- Venue: Grand Palais, Paris
- Date: 29 August 2024
- Competitors: 12 from 12 nations

Medalists
- 1st place, gold medalist(s):  / Asaf Yasur / Israel
- 2nd place, silver medalist(s):  / Ali Can Özcan / Turkey
- 3rd place, bronze medalist(s):  / Sabir Zeynalov / Azerbaijan
- 3rd place, bronze medalist(s):  / Xiao Xiang Wen / Chinese Taipei

= Taekwondo at the 2024 Summer Paralympics – Men's 58 kg =

The men's 58 kg taekwondo competition at the 2024 Summer Paralympics was held on 29 August 2024 at the Grand Palais in Paris. 12 athletes took part.

== Format ==
All the taekwondo events at the 2024 Paralympic Games are run as single elimination with a repechage system.

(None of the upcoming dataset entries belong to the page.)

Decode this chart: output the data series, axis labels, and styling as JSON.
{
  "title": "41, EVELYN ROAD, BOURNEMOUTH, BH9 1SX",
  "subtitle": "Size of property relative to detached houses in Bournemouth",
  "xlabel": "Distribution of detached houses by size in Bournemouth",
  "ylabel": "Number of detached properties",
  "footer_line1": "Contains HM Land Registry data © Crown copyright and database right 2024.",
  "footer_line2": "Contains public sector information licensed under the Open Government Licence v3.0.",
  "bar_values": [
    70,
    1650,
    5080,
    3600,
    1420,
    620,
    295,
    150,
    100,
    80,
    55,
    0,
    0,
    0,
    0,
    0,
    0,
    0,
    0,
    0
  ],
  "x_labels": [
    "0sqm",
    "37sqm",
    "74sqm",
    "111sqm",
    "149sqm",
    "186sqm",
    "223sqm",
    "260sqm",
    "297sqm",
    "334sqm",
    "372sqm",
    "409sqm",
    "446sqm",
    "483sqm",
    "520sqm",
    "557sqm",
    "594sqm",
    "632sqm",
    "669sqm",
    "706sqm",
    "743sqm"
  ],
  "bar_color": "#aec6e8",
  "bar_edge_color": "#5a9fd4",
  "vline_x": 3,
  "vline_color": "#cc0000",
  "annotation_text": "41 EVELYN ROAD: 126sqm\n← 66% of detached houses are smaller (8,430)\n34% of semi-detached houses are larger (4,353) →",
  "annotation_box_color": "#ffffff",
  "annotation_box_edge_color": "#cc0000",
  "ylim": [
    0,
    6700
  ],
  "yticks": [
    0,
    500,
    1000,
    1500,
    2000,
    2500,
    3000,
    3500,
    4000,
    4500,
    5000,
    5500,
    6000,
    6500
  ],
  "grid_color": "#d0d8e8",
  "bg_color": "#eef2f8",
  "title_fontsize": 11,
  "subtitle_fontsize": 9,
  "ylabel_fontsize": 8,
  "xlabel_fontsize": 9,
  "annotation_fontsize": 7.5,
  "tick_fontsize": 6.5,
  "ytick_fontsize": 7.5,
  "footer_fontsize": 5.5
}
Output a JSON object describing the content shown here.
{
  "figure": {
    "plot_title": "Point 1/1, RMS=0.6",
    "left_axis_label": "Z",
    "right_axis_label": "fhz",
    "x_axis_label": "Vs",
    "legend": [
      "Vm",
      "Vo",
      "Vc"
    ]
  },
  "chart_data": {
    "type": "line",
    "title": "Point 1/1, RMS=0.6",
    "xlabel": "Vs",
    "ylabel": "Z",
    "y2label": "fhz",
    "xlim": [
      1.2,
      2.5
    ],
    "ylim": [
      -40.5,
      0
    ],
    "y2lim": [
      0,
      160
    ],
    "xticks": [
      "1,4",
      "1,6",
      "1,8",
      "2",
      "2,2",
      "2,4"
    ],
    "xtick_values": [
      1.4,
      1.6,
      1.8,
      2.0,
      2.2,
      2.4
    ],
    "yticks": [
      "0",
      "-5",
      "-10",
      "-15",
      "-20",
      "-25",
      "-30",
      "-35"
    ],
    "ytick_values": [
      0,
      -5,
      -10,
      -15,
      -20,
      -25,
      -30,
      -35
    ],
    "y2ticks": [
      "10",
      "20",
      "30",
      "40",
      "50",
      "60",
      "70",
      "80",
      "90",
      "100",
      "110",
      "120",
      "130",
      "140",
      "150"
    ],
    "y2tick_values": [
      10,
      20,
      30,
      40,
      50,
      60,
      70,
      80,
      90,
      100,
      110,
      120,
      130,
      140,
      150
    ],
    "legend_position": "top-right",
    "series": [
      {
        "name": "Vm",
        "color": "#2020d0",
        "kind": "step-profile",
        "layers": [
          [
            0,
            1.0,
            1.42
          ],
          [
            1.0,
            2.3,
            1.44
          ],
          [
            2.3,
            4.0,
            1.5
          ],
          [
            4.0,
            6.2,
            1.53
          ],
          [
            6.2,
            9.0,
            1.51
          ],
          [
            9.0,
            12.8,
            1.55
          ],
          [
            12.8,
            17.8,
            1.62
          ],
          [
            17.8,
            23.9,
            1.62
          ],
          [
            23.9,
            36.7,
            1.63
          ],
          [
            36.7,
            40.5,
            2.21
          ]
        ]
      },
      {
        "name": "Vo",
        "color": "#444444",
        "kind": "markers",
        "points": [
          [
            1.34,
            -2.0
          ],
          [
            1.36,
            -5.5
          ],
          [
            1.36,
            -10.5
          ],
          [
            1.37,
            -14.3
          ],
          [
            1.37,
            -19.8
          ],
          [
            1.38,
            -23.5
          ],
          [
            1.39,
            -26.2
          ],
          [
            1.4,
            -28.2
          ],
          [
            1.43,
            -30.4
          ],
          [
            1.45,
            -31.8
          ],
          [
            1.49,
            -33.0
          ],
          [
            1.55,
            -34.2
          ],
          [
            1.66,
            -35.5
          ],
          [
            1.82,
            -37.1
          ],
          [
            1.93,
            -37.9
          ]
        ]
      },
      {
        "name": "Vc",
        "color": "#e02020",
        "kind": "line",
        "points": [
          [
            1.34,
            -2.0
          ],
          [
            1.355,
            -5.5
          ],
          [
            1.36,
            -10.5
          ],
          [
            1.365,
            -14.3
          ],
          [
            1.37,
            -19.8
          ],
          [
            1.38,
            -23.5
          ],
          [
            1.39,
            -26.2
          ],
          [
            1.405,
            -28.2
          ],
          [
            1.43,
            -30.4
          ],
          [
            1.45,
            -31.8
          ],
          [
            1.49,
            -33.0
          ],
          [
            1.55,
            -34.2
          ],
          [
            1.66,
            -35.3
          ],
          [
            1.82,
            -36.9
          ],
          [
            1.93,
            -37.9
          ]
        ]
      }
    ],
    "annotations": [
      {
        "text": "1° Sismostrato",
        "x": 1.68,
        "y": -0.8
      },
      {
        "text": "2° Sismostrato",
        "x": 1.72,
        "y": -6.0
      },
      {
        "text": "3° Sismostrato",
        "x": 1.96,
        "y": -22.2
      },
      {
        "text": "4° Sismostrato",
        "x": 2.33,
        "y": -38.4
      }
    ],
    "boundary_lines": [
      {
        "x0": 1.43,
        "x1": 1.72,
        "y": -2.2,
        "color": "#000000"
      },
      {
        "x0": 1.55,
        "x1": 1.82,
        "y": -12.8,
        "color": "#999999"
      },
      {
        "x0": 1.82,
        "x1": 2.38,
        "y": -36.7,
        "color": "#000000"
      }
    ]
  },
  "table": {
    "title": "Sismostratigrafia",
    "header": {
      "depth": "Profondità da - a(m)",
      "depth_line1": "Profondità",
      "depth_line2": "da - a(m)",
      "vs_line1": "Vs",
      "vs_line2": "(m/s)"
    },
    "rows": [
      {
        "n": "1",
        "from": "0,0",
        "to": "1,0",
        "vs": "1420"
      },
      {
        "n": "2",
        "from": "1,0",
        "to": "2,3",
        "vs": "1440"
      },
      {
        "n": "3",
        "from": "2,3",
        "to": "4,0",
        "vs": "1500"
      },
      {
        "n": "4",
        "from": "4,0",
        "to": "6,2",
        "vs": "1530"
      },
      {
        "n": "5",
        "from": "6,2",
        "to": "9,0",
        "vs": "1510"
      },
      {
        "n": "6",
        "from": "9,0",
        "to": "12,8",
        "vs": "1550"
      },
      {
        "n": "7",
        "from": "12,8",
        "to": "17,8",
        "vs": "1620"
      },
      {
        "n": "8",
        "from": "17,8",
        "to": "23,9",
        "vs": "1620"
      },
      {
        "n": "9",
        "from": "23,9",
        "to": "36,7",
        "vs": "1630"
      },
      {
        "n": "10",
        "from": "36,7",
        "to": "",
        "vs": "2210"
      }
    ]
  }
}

The four highest ranked players at each weight class are given byes to the quarter final, the remaining players contest the round of 16.

The players that lose in the quarter-finals enter the first round of the repechage system, The two losing quarterfinalists from each half of the draw face each other, again in single elimination. The two winners of these repechage rounds each face the losing semifinalist from the opposite half of the draw in the bronze medal finals.